Figure 3: Illustration of different types of motion in a typical scene

 

Figure 3 illustrates an example some typical motion, where arrows of various lengths show how each person is walking in different direction and at different speeds. People cross one another, come into and out of the shot, and some walk towards the camera and appear to get larger while others walk away from the camera and appear to get smaller. Furthermore, although we cannot see this in a still image, the camera could be panning across the shot, meaning that there is global as well as local motion. Typical scenes also include rotating objects, camera zoom, and special effects. Further complications arise from moving graphics superimposed over the picture, as in the case of titles and credits.

FrameFormer uses Phase Correlation to estimate motion. The Phase Correlation method uses the Fourier transform to convert image data into the frequency domain. A Fourier transform is a mathematical process that decomposes a time signal into its constituent frequencies. A two-dimensional Fourier transform applied to image data (spatial domain) provides information about the picture’s vertical and horizontal phase and frequency detail. The magnitude values are normalised so that they all contribute equally. The size and direction of motions present can then be obtained by subtracting the phases obtained from two sequential frames and transforming the result back to the spatial domain.

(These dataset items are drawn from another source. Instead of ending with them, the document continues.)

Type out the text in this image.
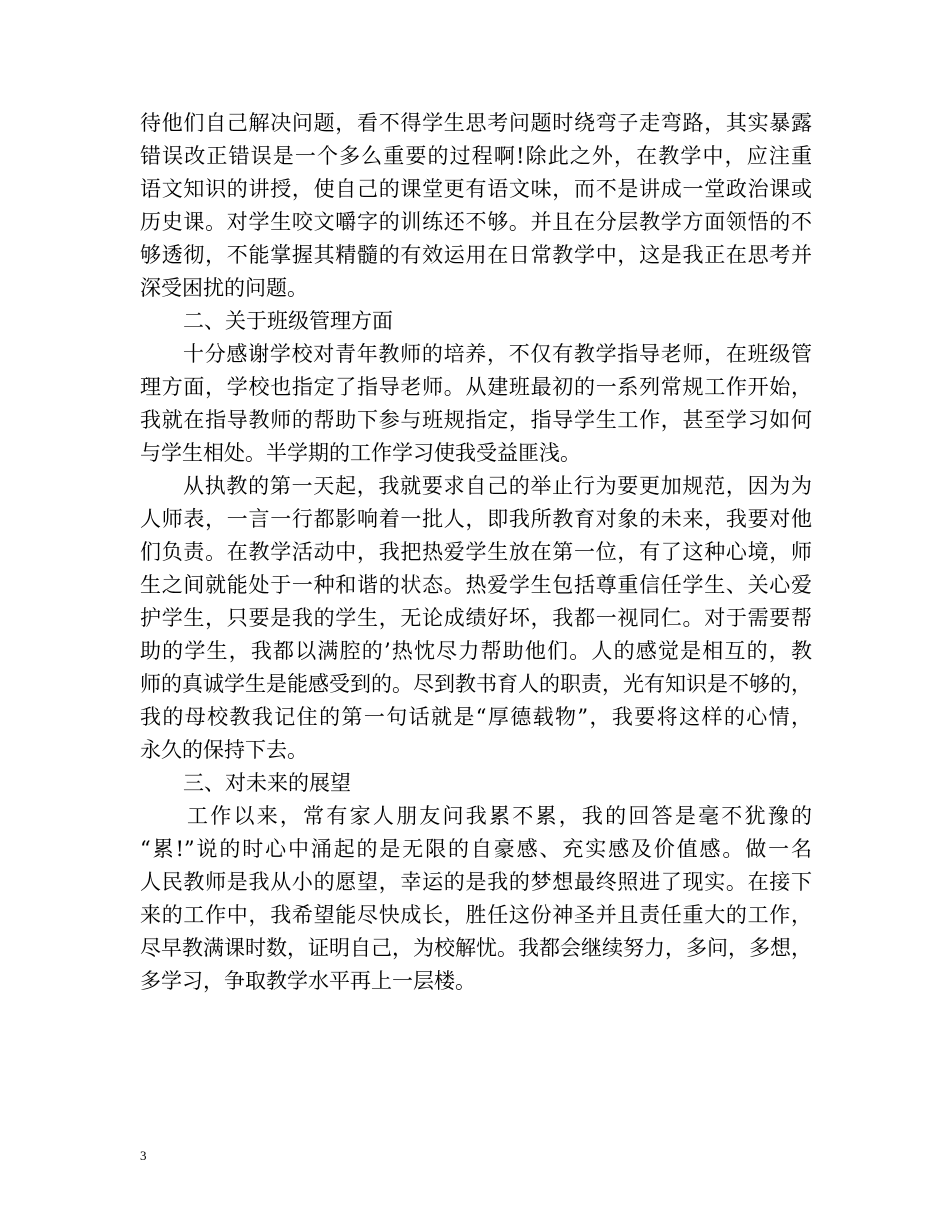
待他们自己解决问题，看不得学生思考问题时绕弯子走弯路，其实暴露
错误改正错误是一个多么重要的过程啊!除此之外，在教学中，应注重
语文知识的讲授，使自己的课堂更有语文味，而不是讲成一堂政治课或
历史课。对学生咬文嚼字的训练还不够。并且在分层教学方面领悟的不
够透彻，不能掌握其精髓的有效运用在日常教学中，这是我正在思考并
深受困扰的问题。
二、关于班级管理方面
十分感谢学校对青年教师的培养，不仅有教学指导老师，在班级管
理方面，学校也指定了指导老师。从建班最初的一系列常规工作开始，
我就在指导教师的帮助下参与班规指定，指导学生工作，甚至学习如何
与学生相处。半学期的工作学习使我受益匪浅。
从执教的第一天起，我就要求自己的举止行为要更加规范，因为为
人师表，一言一行都影响着一批人，即我所教育对象的未来，我要对他
们负责。在教学活动中，我把热爱学生放在第一位，有了这种心境，师
生之间就能处于一种和谐的状态。热爱学生包括尊重信任学生、关心爱
护学生，只要是我的学生，无论成绩好坏，我都一视同仁。对于需要帮
助的学生，我都以满腔的’热忱尽力帮助他们。人的感觉是相互的，教
师的真诚学生是能感受到的。尽到教书育人的职责，光有知识是不够的，
我的母校教我记住的第一句话就是“厚德载物”，我要将这样的心情，
永久的保持下去。
三、对未来的展望
工作以来，常有家人朋友问我累不累，我的回答是毫不犹豫的
“累!”说的时心中涌起的是无限的自豪感、充实感及价值感。做一名
人民教师是我从小的愿望，幸运的是我的梦想最终照进了现实。在接下
来的工作中，我希望能尽快成长，胜任这份神圣并且责任重大的工作，
尽早教满课时数，证明自己，为校解忧。我都会继续努力，多问，多想，
多学习，争取教学水平再上一层楼。
3
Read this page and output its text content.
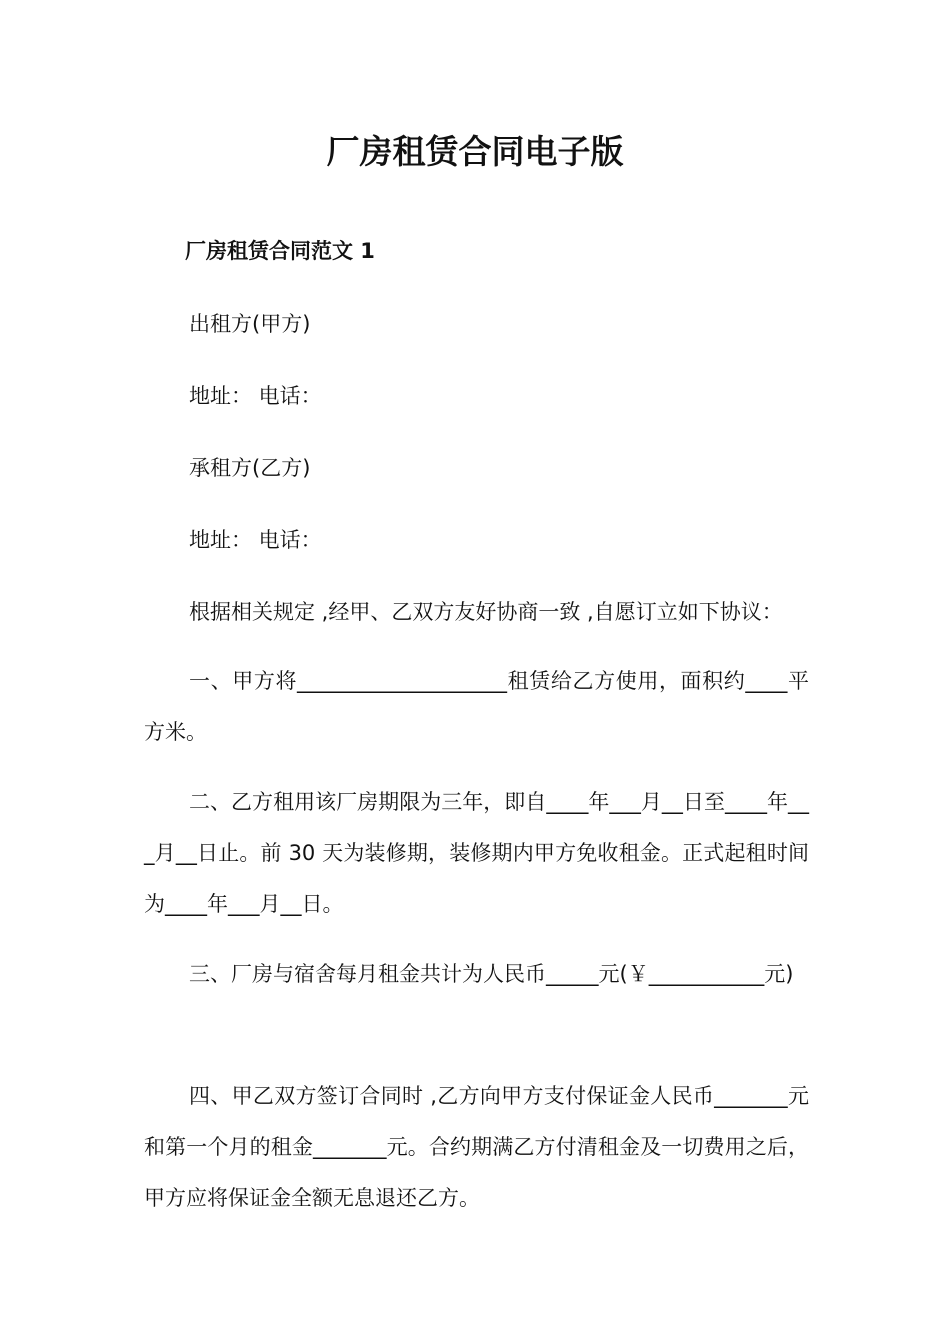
厂房租赁合同电子版
厂房租赁合同范文 1
出租方(甲方)
地址： 电话：
承租方(乙方)
地址： 电话：
根据相关规定 ,经甲、乙双方友好协商一致 ,自愿订立如下协议：
一、甲方将____________________租赁给乙方使用，面积约____平方米。
二、乙方租用该厂房期限为三年，即自____年___月__日至____年___月__日止。前 30 天为装修期，装修期内甲方免收租金。正式起租时间为____年___月__日。
三、厂房与宿舍每月租金共计为人民币_____元(￥___________元)
四、甲乙双方签订合同时 ,乙方向甲方支付保证金人民币_______元和第一个月的租金_______元。合约期满乙方付清租金及一切费用之后，甲方应将保证金全额无息退还乙方。
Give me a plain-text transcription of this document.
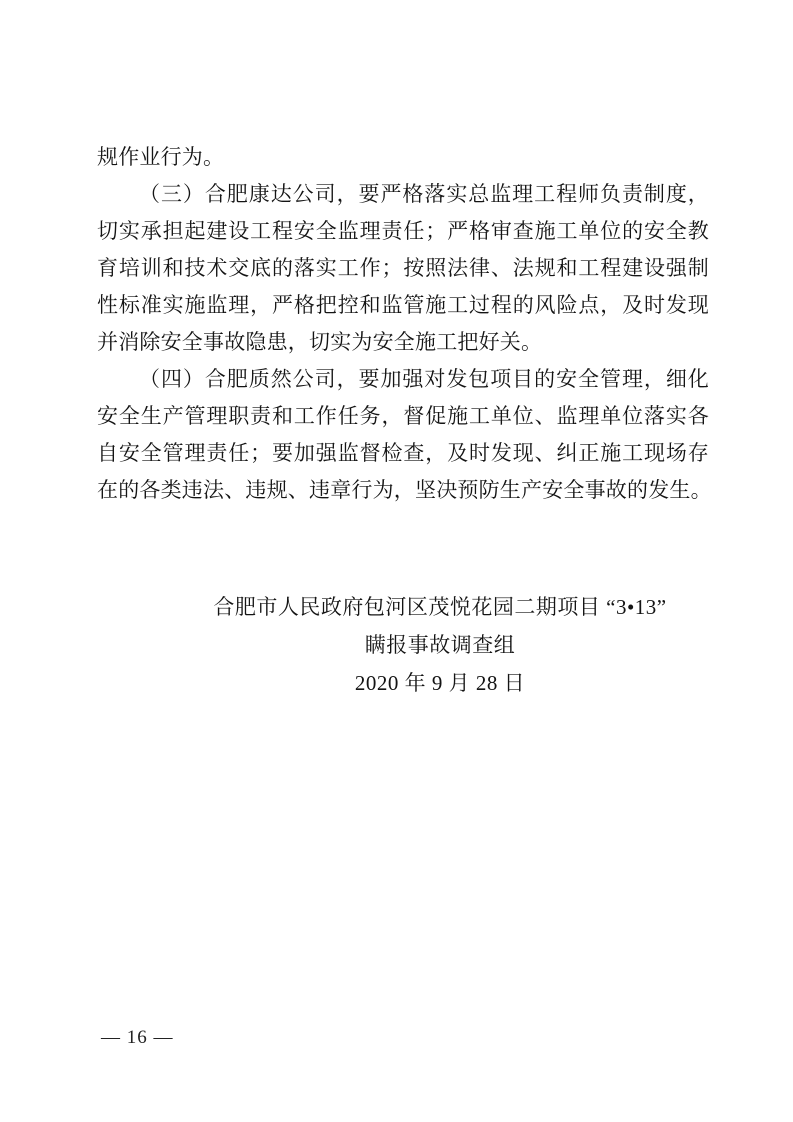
规作业行为。
（三）合肥康达公司，要严格落实总监理工程师负责制度，
切实承担起建设工程安全监理责任；严格审查施工单位的安全教
育培训和技术交底的落实工作；按照法律、法规和工程建设强制
性标准实施监理，严格把控和监管施工过程的风险点，及时发现
并消除安全事故隐患，切实为安全施工把好关。
（四）合肥质然公司，要加强对发包项目的安全管理，细化
安全生产管理职责和工作任务，督促施工单位、监理单位落实各
自安全管理责任；要加强监督检查，及时发现、纠正施工现场存
在的各类违法、违规、违章行为，坚决预防生产安全事故的发生。
合肥市人民政府包河区茂悦花园二期项目 “3•13”
瞒报事故调查组
2020 年 9 月 28 日
— 16 —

Phase Correlation is insufficient to perform motion compensation by itself. This method identifies motions present within the image but does not define which areas in the image have that motion. Therefore, the measured motions must be mapped to specific regions within the image that typically represent separate real-world objects.

Motion estimation is more difficult with noisy, low resolution, or blurred content. Other content properties such as shot changes, concealed and revealed picture elements, brightness changes, and the presence of abrupt picture boundaries add additional complexity the motion estimation analysis. FrameFormer applies a variety of proprietary processing steps to improve accuracy and resilience and accounts for these typical content challenges.

Using FrameFormer

In MediaConvert, when you select an output frame rate that is different from the input frame rate, you have access to the frame rate conversion algorithm menu list. Simply choose FrameFormer for motion-compensated frame rate conversion.

Setting frame rate

FrameFormer generates an output sequence in exactly the frame rate needed for your workflow. Dealing with fractional frame rates requires additional precision. The frame rate often referred to as “59 fps” is actually 60/1.001 fps. If you enter “59” into the framerate selection field, FrameFormer generates an output sequence at exactly 59 fps. Unexpected errors can occur when presenting 59 fps to a 60/1.001 fps display device or when ingesting 59 fps into a 60/1.001 fps workflow for further editing. These errors include motion discontinuities or failure to play the video.

As shown in Figure 4, you can choose a frame rate from the drop-down list, or if you are working with a fractional frame rate, you can enter the fraction in the available fields. For example, you would enter 60000/1001 for 59.94 fps interlaced content.

Figure 4: entering fractional frame rates

Figure 4: entering fractional frame rates

 

Conclusion

Since frame rate conversion is critically important to maintaining picture quality when distributing content globally, it’s important to use a professional solution such as FrameFormer within MediaConvert. FrameFormer brings the all-important elements of motion-compensated frame rate conversion from within the MediaConvert console. FrameFormer is the result of many years of standards conversion experience, giving you confidence in achieving the result your viewers demand.